Publié le 22 Aug 2012 - 17:43
MALI

La Suisse finance la rébellion touareg

Combattants du Mouvement national pour la libération de l'Azawad. Crédit : AFP PHOTO / MNLA.

 

 

Les rebelles du Mouvement national de libération de l’Azawad (MNLA), mis en déroute par les groupes islamistes du nord du Mali, se restructurent avec le soutien de la Suisse, pays pourtant connu pour sa longue tradition de neutralité.

 

Le Département fédéral des affaires étrangères (DFAE) a participé à l’organisation et au financement d’une réunion politique des rebelles touaregs indépendantistes du Mouvement national de libération de l’Azawad (MNLA) les 25, 26 et 27 juillet à Ouagadougou, la capitale du Burkina Faso, a appris Le Temps auprès de sources concordantes. Organisée dans le cadre de la médiation de la Cédéao (Communauté économique des Etats de l’Afrique de l’Ouest), cette rencontre devait permettre au bureau politique du MNLA de clarifier ses revendications en vue d’un règlement politique de la crise dans le nord du Mali.

 

Cependant, comme l’atteste le communiqué de presse final du mouvement, le débat portait également sur des enjeux de politique interne, avec l’adoption de ”dispositions urgentes pour l’atteinte des objectifs du MNLA”. Directeur de recherche émérite au Centre national de la recherche scientifique à Paris (CNRS), spécialiste de la zone sahélo-saharienne et des populations touaregs, André Bourgeot s’en étonne : "Le MNLA revendique, comme objectif principal, une partition territoriale non reconnue internationalement et qu’une immense majorité des populations du septentrion malien ne veut pas. Il dit avoir tenu ces discussions afin d’y parvenir. Je suis surpris par l’implication politique du DFAE, les autorités suisses étant officiellement neutres. Cela équivaut à une caution politique."

 

Selon la synthèse des travaux de cette rencontre que Le Temps a pu se procurer, les discussions ont également porté sur la propagande à mener auprès des différentes communautés du nord du Mali. Des ordres ont été donnés pour restructurer le bureau politique.
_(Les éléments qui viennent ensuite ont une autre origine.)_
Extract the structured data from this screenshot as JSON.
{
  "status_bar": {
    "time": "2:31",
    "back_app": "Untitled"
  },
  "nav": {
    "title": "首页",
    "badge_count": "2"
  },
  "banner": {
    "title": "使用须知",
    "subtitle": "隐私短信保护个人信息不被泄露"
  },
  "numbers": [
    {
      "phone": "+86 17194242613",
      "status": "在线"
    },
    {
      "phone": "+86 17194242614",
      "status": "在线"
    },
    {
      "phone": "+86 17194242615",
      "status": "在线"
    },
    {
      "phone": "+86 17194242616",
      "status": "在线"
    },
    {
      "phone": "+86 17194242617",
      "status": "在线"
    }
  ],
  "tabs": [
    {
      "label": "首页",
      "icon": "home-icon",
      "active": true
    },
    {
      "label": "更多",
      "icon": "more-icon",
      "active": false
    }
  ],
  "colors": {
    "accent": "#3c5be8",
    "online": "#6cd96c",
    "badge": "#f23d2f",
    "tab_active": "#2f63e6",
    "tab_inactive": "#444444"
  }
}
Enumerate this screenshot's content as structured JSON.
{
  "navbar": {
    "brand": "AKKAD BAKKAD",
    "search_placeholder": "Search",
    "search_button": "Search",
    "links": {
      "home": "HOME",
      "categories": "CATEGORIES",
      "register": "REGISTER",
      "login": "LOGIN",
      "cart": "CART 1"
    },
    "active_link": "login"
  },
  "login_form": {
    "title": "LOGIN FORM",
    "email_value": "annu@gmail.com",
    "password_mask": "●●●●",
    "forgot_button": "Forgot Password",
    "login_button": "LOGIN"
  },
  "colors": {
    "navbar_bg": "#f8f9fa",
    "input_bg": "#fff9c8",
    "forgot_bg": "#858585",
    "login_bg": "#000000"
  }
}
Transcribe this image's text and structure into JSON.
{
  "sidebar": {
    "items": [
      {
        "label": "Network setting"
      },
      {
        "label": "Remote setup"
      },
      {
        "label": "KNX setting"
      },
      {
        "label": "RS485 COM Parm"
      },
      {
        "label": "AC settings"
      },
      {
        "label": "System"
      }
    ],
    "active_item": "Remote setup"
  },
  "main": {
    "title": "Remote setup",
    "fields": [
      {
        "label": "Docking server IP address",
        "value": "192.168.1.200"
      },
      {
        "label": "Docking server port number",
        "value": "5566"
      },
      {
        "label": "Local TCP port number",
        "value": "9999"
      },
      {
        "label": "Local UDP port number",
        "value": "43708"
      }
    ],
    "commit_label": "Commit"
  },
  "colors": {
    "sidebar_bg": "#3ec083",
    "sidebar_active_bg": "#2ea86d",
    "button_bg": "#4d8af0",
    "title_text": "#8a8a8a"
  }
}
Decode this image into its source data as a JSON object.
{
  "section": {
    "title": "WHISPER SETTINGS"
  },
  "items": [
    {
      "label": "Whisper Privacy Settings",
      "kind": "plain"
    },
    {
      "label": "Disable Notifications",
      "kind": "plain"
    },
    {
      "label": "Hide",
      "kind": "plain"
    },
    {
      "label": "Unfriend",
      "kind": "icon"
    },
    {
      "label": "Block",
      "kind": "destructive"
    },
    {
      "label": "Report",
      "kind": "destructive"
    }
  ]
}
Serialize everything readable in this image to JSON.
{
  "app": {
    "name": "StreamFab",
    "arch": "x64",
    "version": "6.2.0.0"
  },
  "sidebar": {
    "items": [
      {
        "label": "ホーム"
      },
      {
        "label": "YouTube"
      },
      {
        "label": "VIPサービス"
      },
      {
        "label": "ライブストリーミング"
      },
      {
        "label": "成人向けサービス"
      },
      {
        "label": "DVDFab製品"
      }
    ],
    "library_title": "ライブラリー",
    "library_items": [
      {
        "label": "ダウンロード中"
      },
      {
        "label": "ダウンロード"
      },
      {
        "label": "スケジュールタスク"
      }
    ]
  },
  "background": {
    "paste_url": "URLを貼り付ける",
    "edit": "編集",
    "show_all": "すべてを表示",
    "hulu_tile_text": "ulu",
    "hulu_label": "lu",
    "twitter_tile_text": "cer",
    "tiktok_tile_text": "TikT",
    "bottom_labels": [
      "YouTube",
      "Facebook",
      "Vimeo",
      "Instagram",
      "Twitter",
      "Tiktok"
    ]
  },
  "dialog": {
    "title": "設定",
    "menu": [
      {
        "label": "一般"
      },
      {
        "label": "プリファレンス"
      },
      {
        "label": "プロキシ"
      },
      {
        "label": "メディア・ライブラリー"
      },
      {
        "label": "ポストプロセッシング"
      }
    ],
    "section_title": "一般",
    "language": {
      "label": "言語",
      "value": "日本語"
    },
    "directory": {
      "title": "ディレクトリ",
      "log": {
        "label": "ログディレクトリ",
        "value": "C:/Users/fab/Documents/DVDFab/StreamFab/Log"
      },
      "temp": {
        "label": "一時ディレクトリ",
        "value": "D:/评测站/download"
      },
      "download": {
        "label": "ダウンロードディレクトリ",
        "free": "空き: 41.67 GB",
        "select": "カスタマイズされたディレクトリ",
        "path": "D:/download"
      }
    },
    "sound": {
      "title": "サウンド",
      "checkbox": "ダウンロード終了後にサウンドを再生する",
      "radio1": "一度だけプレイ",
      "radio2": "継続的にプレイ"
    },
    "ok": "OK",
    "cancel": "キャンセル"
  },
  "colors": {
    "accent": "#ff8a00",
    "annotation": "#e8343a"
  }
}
Plusieurs cadres du MNLA, menacés de radiation pour des prises de position jugées non conformes à la ligne directrice du mouvement, ont été placés sous stricte surveillance pour une durée d’un an. Deux représentants du DFAE étaient présents à cette réunion, en ouverture et en clôture de session, mais pas durant les débats que suivait un conseiller technique du ministère burkinabé des Affaires étrangères. ”Ils nous ont dit que la Suisse était là pour promouvoir la paix dans cette région du monde. Ils nous ont encouragés à poursuivre sur cette voie”, révèle Moussa Ag Assarid, porte-parole du MNLA. Dans son discours, le président du mouvement rebelle touareg, Bilal Ag Acherif, a même chaleureusement remercié le "gouvernement fédéral suisse" pour son travail de "facilitation".

 

La Confédération s’implique depuis plusieurs années déjà pour un règlement de la crise au Mali, à travers son programme de politique de paix en Afrique de l’Ouest. Mais dans ce cas, la gêne est perceptible. Le MNLA a mauvaise presse. "Trois rapports d’ONG ont condamné les exactions des groupes armés dans le nord du Mali, dont le MNLA. Des cas de vols et de sévices sexuels ont été rapportés", témoigne le chercheur André Bourgeot. Curieusement, plusieurs photos dans lesquelles apparaissaient les représentants du DFAE lors de cette réunion ont été retirées des sites Internet pro-indépendantistes, quelques jours après leur publication.

 

Le DFAE a également réglé la facture logistique de cette réunion, a appris Le Temps de sources concordantes. Une aide ponctuelle et très ciblée, tient à clarifier le porte-parole du MNLA, Moussa Ag Assarid : "La Suisse n’a pas financé autre chose que la réunion de Ouagadougou." Le DFAE, que Le Temps a sollicité afin de confirmer ces informations, ne les dément pas mais refuse d’entrer dans le détail. "La réunion du MNLA fin juillet à Ouagadougou s’inscrit dans le cadre du processus de médiation du Burkina Faso auquel la Suisse apporte un soutien, à la demande des parties au conflit", fait savoir Carole Wälti, porte-parole au DFAE. Impossible d’obtenir le détail de la facture logistique de cet événement, aucun des organisateurs ne souhaitant nous communiquer les chiffres précis. Mais selon une source proche du mouvement, le montant avoisine les 15 000 francs.